Darimana, Apa, dan Bagaimana Cinta Bekerja,

Serta Rahasia Tentang Cinta Sejati

Tulisan ini terinspirasi dari kesadaran saya akan setiap maha karya kreatifitas manusia di dunia, dari mulai lagu, mitos dan dongeng, hingga berbagai kreasi lukisan, pahatan serta arsitektur. Apabila kita perhatikan bagaimana nyaris setiap karya tersebut terinspirasi dari ataupun bertemakan elemen romansa. Contoh yang paling mudah ditemukan adalah dalam dunia musik yang sepertinya tidak pernah kehabisan stok lagu-lagu tentang cinta.

Kenapa ya ?,

Dalam artikel tersebut menyebutkan, berdasarkan penelitian seorang psikolog, Jens Forster, dari University of Amsterdam yang berjudul Why Love Has Wings and Sex Has Not, maka dapat disimpulkan “cinta itu membuat kita cenderung berpikir lebih besar dan kreatif”. Wow !, sebegitu hebatkah cinta itu..

Yup, selain itu cinta bagi saya adalah komponen yang membuat dunia ini hidup, tanpa cinta kita semua mungkin tidak pernah ada didunia ini. Konon manusia pertama didunia, Adam dan Hawa saling mencintai satu sama lain sehingga bisa memunculkan keturunan hingga akhirnya kita bisa terlahir disini.
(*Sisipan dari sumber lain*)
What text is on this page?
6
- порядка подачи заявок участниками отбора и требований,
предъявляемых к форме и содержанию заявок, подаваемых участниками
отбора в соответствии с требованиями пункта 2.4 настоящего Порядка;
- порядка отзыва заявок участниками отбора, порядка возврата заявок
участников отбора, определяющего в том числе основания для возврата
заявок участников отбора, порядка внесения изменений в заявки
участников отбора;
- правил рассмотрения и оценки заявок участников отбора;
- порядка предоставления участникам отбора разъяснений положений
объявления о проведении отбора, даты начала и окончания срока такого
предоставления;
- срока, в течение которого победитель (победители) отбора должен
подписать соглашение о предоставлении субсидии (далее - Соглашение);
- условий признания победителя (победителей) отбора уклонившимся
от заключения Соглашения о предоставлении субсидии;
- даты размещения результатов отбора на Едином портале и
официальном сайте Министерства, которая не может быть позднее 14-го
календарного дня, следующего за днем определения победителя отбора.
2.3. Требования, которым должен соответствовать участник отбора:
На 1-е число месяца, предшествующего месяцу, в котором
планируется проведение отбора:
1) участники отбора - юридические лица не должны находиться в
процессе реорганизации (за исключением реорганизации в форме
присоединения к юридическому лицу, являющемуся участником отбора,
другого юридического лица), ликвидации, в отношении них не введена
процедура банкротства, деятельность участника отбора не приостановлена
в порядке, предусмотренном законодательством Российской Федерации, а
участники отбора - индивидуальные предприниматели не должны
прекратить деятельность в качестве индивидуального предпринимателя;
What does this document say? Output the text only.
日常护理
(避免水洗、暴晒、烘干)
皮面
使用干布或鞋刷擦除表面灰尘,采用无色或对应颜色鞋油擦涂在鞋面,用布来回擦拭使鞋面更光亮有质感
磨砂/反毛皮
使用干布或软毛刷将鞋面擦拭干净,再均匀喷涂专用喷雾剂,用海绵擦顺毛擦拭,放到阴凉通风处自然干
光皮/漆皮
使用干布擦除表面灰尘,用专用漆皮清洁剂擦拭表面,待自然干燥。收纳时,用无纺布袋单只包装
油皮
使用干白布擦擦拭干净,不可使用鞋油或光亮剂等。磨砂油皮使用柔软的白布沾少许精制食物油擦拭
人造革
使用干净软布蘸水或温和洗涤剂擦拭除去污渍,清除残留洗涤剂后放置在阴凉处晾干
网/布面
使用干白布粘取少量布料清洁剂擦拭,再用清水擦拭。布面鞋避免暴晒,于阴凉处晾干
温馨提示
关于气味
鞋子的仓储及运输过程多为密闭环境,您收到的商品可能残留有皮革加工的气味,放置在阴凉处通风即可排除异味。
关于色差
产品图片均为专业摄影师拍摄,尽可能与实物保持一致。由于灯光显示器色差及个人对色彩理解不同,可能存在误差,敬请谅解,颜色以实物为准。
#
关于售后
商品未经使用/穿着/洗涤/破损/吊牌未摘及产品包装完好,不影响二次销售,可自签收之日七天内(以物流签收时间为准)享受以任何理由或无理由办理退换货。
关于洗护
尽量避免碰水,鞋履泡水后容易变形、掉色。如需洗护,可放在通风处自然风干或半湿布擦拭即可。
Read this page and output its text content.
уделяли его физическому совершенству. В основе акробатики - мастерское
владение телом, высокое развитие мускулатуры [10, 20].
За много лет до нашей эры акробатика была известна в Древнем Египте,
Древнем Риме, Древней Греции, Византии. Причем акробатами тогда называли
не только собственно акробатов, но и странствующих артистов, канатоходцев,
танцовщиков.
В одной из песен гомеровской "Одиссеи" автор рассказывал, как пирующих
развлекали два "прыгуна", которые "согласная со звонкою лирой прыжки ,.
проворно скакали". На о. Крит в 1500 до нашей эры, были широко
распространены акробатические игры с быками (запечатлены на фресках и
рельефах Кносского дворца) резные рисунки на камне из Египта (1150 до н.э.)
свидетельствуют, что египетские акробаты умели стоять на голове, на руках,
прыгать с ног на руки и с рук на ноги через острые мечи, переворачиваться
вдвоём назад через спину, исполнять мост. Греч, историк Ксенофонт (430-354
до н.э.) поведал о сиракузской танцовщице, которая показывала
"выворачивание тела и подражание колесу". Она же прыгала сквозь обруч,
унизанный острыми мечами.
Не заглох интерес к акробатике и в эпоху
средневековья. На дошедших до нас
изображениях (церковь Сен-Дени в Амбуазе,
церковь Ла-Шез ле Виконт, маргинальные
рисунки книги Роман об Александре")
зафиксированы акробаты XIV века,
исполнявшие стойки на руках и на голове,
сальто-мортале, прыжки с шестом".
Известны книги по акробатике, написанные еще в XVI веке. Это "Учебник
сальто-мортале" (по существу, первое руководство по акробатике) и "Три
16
Tentu karena cinta jualah orangtua kita beserta seluruh orangtua dari orangtuanya kita dst. akhirnya mampu membesarkan kita semua sehingga kita semua bisa merasakan indahnya cinta juga. Maka sudah saatnyalah bagi kita untuk berterima kasih kepada sang pahlawan kita, – cinta. Dengan jalan mensyukurinya, yakni berupa menebarkan cinta itu ke dalam setiap perbuatan yang kita lakukan. Selain daripada itu karena hal-hal tersebut pulalah timbul pertanyaan

dibenak diri saya, “Lantas sebenarnya ada apa sih dengan cinta ?”.

Melalui tulisan sederhana inilah akhirnya saya bermaksud untuk berbagi dengan Anda semua sedikit tentang perihal cinta

Selamat menyimak…

Darimanakah Cinta Itu Berasal ?

Jika Anda menanyakan darimana cinta itu berasal tentu bisa dijawab dengan jawaban cinta itu berasal dari takdir Tuhan. Jawaban tersebut memang benar tetapi tidak memuaskan. :)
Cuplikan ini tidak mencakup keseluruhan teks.